Kyauktaw Airstrike: Junta Tactics in Rakhine
2 min readAsia

Myanmar military airstrike kills civilians in Rakhine state.
Kyauktaw Airstrike: Junta Air Power Tactics in Collapsing Rakhine Margin
Myanmar military kills at least seven civilians in Rakhine state town. Pattern reflects broader strategy as junta pressures ethnic opposition in shrinking territory.
The Myanmar military launched an airstrike on Kyauktaw town in western Rakhine state on June 17, killing at least seven civilians including a five-year-old child, according to
Al Jazeera and rescue workers on scene. Three jets dropped nine bombs around 3:00 p.m., wounding 15 others, said Naing Win Lwin, a local rescue worker cited by
BSS/AFP. A shopkeeper told
BSS her husband was killed when he entered their house to search for her during the strike—a common pattern as civilians attempt to shelter during attacks.

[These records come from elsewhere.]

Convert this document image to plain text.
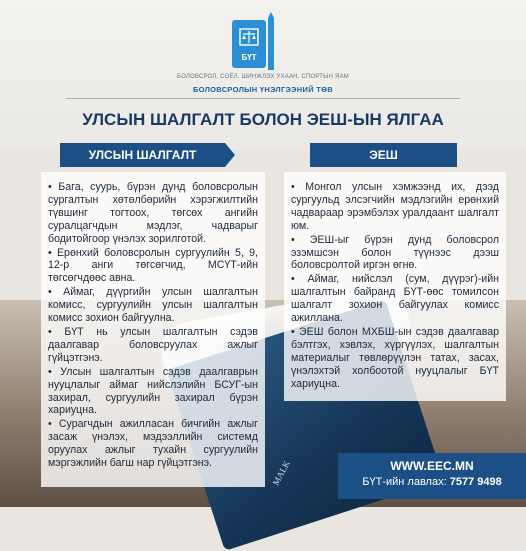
MALK
БҮТ
БОЛОВСРОЛ, СОЁЛ, ШИНЖЛЭХ УХААН, СПОРТЫН ЯАМ
БОЛОВСРОЛЫН ҮНЭЛГЭЭНИЙ ТӨВ
УЛСЫН ШАЛГАЛТ БОЛОН ЭЕШ-ЫН ЯЛГАА
УЛСЫН ШАЛГАЛТ	ЭЕШ

• Бага, суурь, бүрэн дунд боловсролын сургалтын хөтөлбөрийн хэрэгжилтийн түвшинг тогтоох, төгсөх ангийн суралцагчдын мэдлэг, чадварыг бодитойгоор үнэлэх зорилготой.

• Ерөнхий боловсролын сургуулийн 5, 9, 12-р анги төгсөгчид, МСҮТ-ийн төгсөгчдөөс авна.

• Аймаг, дүүргийн улсын шалгалтын комисс, сургуулийн улсын шалгалтын комисс зохион байгуулна.

• БҮТ нь улсын шалгалтын сэдэв даалгавар боловсруулах ажлыг гүйцэтгэнэ.

• Улсын шалгалтын сэдэв даалгаврын нууцлалыг аймаг нийслэлийн БСУГ-ын захирал, сургуулийн захирал бүрэн хариуцна.

• Сурагчдын ажилласан бичгийн ажлыг засаж үнэлэх, мэдээллийн системд оруулах ажлыг тухайн сургуулийн мэргэжлийн багш нар гүйцэтгэнэ.

• Монгол улсын хэмжээнд их, дээд сургуульд элсэгчийн мэдлэгийн ерөнхий чадвараар эрэмбэлэх уралдаант шалгалт юм.

• ЭЕШ-ыг бүрэн дунд боловсрол эзэмшсэн болон түүнээс дээш боловсролтой иргэн өгнө.

• Аймаг, нийслэл (сум, дүүрэг)-ийн шалгалтын байранд БҮТ-өөс томилсон шалгалт зохион байгуулах комисс ажиллана.

• ЭЕШ болон МХБШ-ын сэдэв даалгавар бэлтгэх, хэвлэх, хүргүүлэх, шалгалтын материалыг төвлөрүүлэн татах, засах, үнэлэхтэй холбоотой нууцлалыг БҮТ хариуцна.

WWW.EEC.MN
БҮТ-ийн лавлах: 7577 9498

The strike is the latest in a cascade of air operations targeting Rakhine, a region the military is losing to the Arakan Army, an ethnic minority armed group that controls nearly all of the state's territory. The junta has responded to ground defeats with sustained bombardment. Just days earlier, another airstrike in Gwa Township killed at least two civilians, according to Myanmar Now. In one of the deadliest single strikes, a
December 2025 attack on Mrauk U hospital killed over 30 people—patients, medical workers, and children—which the junta later claimed was targeting armed groups using the facility as a base.
Air Power as Loss Substitution
The junta's reliance on airstrikes reflects strategic desperation, not tactical advantage. Rakhine is now controlled almost entirely by the Arakan Army, which seized the state's headquarters and 14 of its 17 townships, according to Channel News Asia. The military has no effective ground presence to recover lost territory—and the Arakan Army has no air defense. The junta is deploying Chinese and Russian jets to punish civilian populations in enemy-held areas, knowing the opposition cannot retaliate in kind.
This reflects the broader collapse of junta control since the 2021 coup. Min Aung Hlaing, now "president" under a carefully orchestrated 2025 election that democracy monitors derided as a rebranding ploy, currently holds territory only outside Rakhine. The blockade the military has imposed on the state compounds the humanitarian crisis, with civilians caught between military bombing campaigns and an armed group that human rights groups also accuse of atrocities.
What to Watch
Kyauktaw itself sits near several townships the Arakan Army is attempting to secure. If the opposition achieves control of contested areas near the Bangladesh border, the military's blockade strategy tightens further—and pressure on junta air operations may escalate. Min Aung Hlaing's current state visit to China (backed by a joint statement pledging Beijing's support for Myanmar's "national peace and stability") signals the junta's reliance on external backing as its domestic leverage erodes. Monitor whether Chinese or Russian equipment replacements accelerate, signaling Beijing's willingness to fuel continued bombing campaigns against a civilian population in a region its partner controls almost entirely.